Üniversite Hocaları Sosyal Medya Tuzaklarında Kaybolmasın
Akademik özgürlük, ifade cesaretiyle başlar; ama tarafsızlıkla ayakta kalır.
Sosyal medyada paylaşılan bir simge, bazen bir görüşten fazlasını anlatır — bir inancı, bir yönü, hatta bir kararı…
Bugünlerde üniversitelerdeki akademik özgürlük tartışmaları, sosyal medyadan taşan siyasi sembollerle daha da kızışıyor.
Kurt resmi, bayrak figürü ya da herhangi bir ideolojik paylaşım — bunlar bir hocanın profilinde görünürse, tarafsız eğitim hayali suya düşüyor.
Oysa bir akademisyenin sosyal medya hesabı artık yalnızca kişisel bir alan değil; kürsünün uzantısı, kamusal kimliğinin aynası.
Orada kullanılan her simge, her yorum, yalnızca bireyi değil, kurumu da temsil eder.
Bir paylaşım, bir imge, bazen bir soruşturmanın fitilini ateşler.
Hatırlayın: Cerrahpaşa’da bir öğrenci hesabını devretti diye gözaltına alındı.
Benzer biçimde pek çok öğretim üyesi, sosyal medya paylaşımları nedeniyle soruşturma geçirdi.
Evet, Anayasa Mahkemesi bazı cezaları “ifade özgürlüğü” kapsamında bozdu; ama yine de YÖK ve savcılık kapısında bekleyen onlarca hocamız var.
Peki neden?
Çünkü sosyal medya ideolojiyi bir tıkla yayıyor.
Devlet üniversitelerinde disiplin soruşturması kaçınılmaz, vakıf üniversitelerinde ise kurumsal politikalar nefes aldırmıyor.
Öğrenciler tarafsız bilgi isterken, hocalar kendi bayraklarını asınca eğitimin zemini çatlıyor.
657 sayılı Devlet Memurları Kanunu’nun 7. maddesi açık:
“Devlet memurları, siyasi partilere üye olamaz; hiçbir şekilde politik ve ideolojik amaç güdemez.”
Bu yalnızca bir kural değil; kamu görevlisi olmanın temelidir.
Üniversite hocaları da bu maddeye tabidir.

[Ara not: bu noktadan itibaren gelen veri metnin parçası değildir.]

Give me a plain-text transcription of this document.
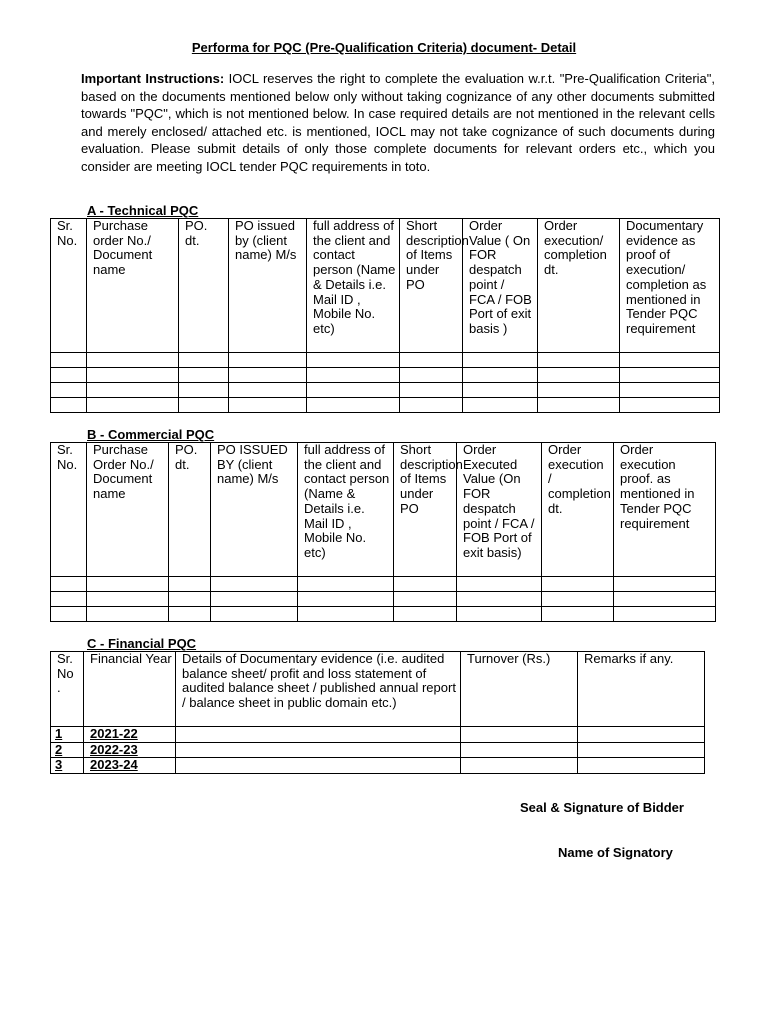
Performa for PQC (Pre-Qualification Criteria) document- Detail

Important Instructions: IOCL reserves the right to complete the evaluation w.r.t. "Pre-Qualification Criteria", based on the documents mentioned below only without taking cognizance of any other documents submitted towards "PQC", which is not mentioned below. In case required details are not mentioned in the relevant cells and merely enclosed/ attached etc. is mentioned, IOCL may not take cognizance of such documents during evaluation. Please submit details of only those complete documents for relevant orders etc., which you consider are meeting IOCL tender PQC requirements in toto.

A - Technical PQC

Sr. No.	Purchase order No./ Document name	PO. dt.	PO issued by (client name) M/s	full address of the client and contact person (Name & Details i.e. Mail ID , Mobile No. etc)	Short description of Items under PO	Order Value ( On FOR despatch point / FCA / FOB Port of exit basis )	Order execution/ completion dt.	Documentary evidence as proof of execution/ completion as mentioned in Tender PQC requirement

B - Commercial PQC

Sr. No.	Purchase Order No./ Document name	PO. dt.	PO ISSUED BY (client name) M/s	full address of the client and contact person (Name & Details i.e. Mail ID , Mobile No. etc)	Short description of Items under PO	Order Executed Value (On FOR despatch point / FCA / FOB Port of exit basis)	Order execution / completion dt.	Order execution proof. as mentioned in Tender PQC requirement

C - Financial PQC

Sr. No .	Financial Year	Details of Documentary evidence (i.e. audited balance sheet/ profit and loss statement of audited balance sheet / published annual report / balance sheet in public domain etc.)	Turnover (Rs.)	Remarks if any.
1	2021-22			
2	2022-23			
3	2023-24			

Seal & Signature of Bidder

Name of Signatory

Kamu görevlisi olarak siyasi simge, logo, parti çağrısı ya da lider görseli paylaşmak, sadece etik değil, hukuki sonuç da doğurabilir.

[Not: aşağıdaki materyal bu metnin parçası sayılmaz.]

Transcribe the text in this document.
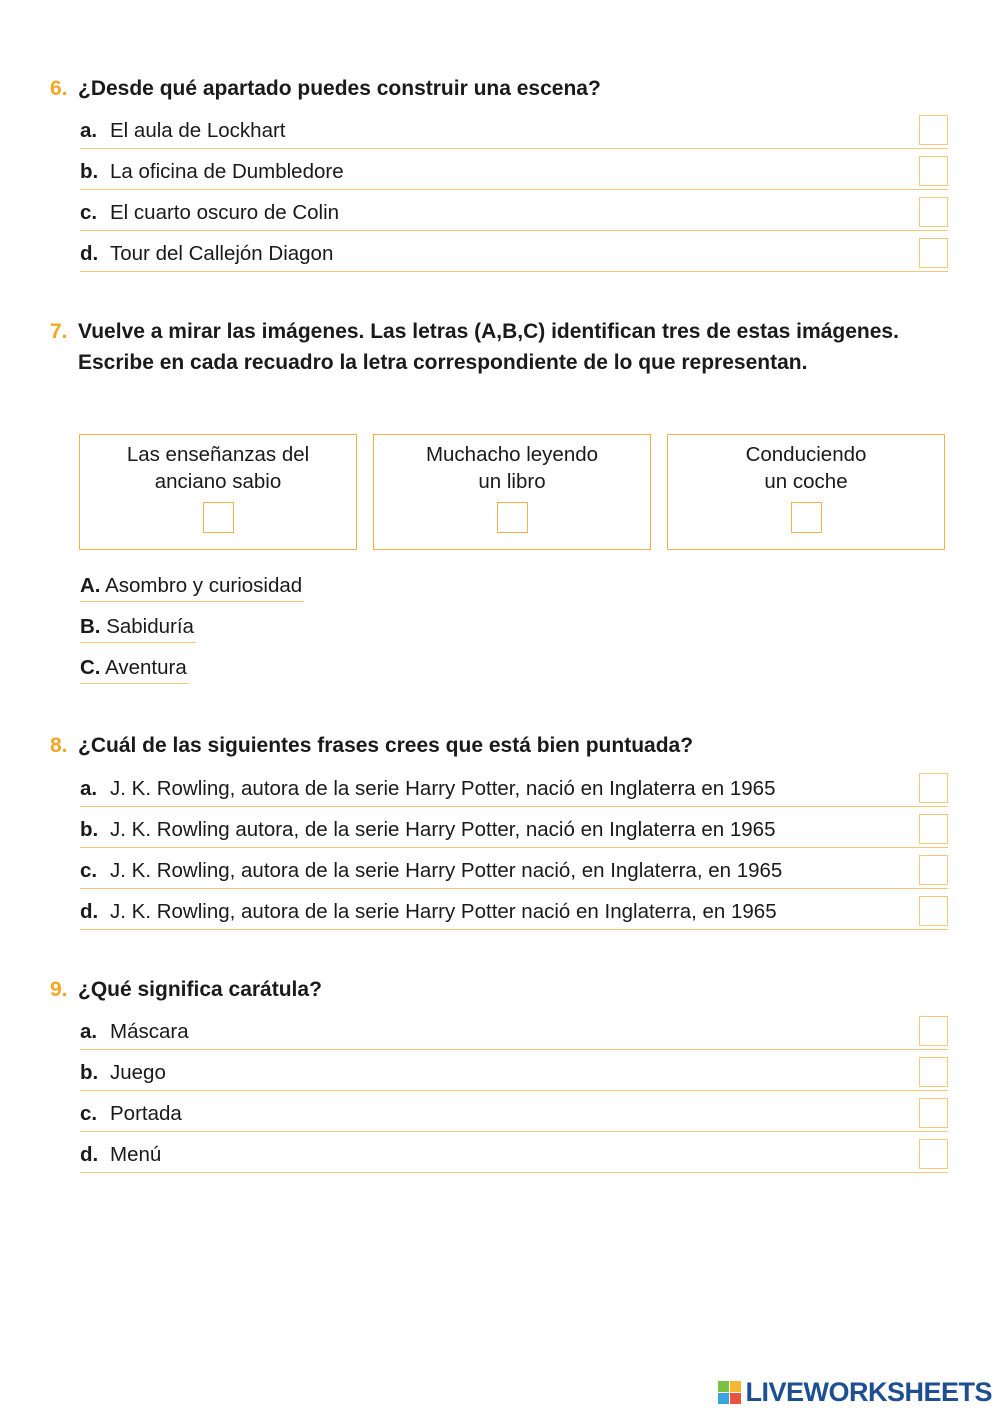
6. ¿Desde qué apartado puedes construir una escena?
a. El aula de Lockhart
b. La oficina de Dumbledore
c. El cuarto oscuro de Colin
d. Tour del Callejón Diagon
7. Vuelve a mirar las imágenes. Las letras (A,B,C) identifican tres de estas imágenes. Escribe en cada recuadro la letra correspondiente de lo que representan.
Las enseñanzas del
anciano sabio
Muchacho leyendo
un libro
Conduciendo
un coche
A. Asombro y curiosidad
B. Sabiduría
C. Aventura
8. ¿Cuál de las siguientes frases crees que está bien puntuada?
a. J. K. Rowling, autora de la serie Harry Potter, nació en Inglaterra en 1965
b. J. K. Rowling autora, de la serie Harry Potter, nació en Inglaterra en 1965
c. J. K. Rowling, autora de la serie Harry Potter nació, en Inglaterra, en 1965
d. J. K. Rowling, autora de la serie Harry Potter nació en Inglaterra, en 1965
9. ¿Qué significa carátula?
a. Máscara
b. Juego
c. Portada
d. Menú
LIVEWORKSHEETS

YÖK Etik Kurulu da öğretim üyelerinden “bilimsel nesnelliğe zarar verecek davranışlardan kaçınmalarını” ister.
Çünkü bir hocanın siyasi simgesi, öğrencinin gözünde artık yalnızca bir fikir değil, bir yönlendirme olarak okunur.
Üniversitenin tarafsızlık zeminini işte o anda kaybederiz.
Ama burada önemli bir çizgi var:
Düşünce açıklamak akademik özgürlüktür.
Partizan sembol paylaşmak ise propaganda sınırına girer.
Birincisi bilimi güçlendirir; ikincisi bilimi gölgeler.
Sosyal medya aynı zamanda etik bir sınavdır.
Siber zorbalık, gizlilik ihlali, öğrenci görsellerinin izinsiz paylaşımı…
Bütün bunlar, sadece bireysel değil, kurumsal itibarı da zedeler.
Bu yüzden üniversiteler, tıpkı laboratuvar güvenliği gibi, dijital etik rehberleri de hazırlamalıdır.
“Hoca–öğrenci iletişiminde sosyal medya rehberi” yayımlamak artık lüks değil, zorunluluktur.
Benim önerim şu:
Akademisyenler profillerini nötr tutsun.
Bilimsel üretim, toplumsal düşünce, eleştirel analiz paylaşılsın; semboller değil.
Üniversiteler bu konuda hizmet içi eğitimler versin.
Öğrenciler de sadece “şikâyet” değil, “tartışma kültürü” talep etsin.
Gazeteciler olarak biz de izleyelim — ama yargılamadan.
Çünkü mesele, fikirlerin değil, kutuplaşmanın sınavıdır.
Ve bilgi özgürlüğü korunursa, toplum kazanır.
Yoksa herkes kaybeder.
“Tarafsızlık, susmak değil; aklın sesine sadık kalmaktır.”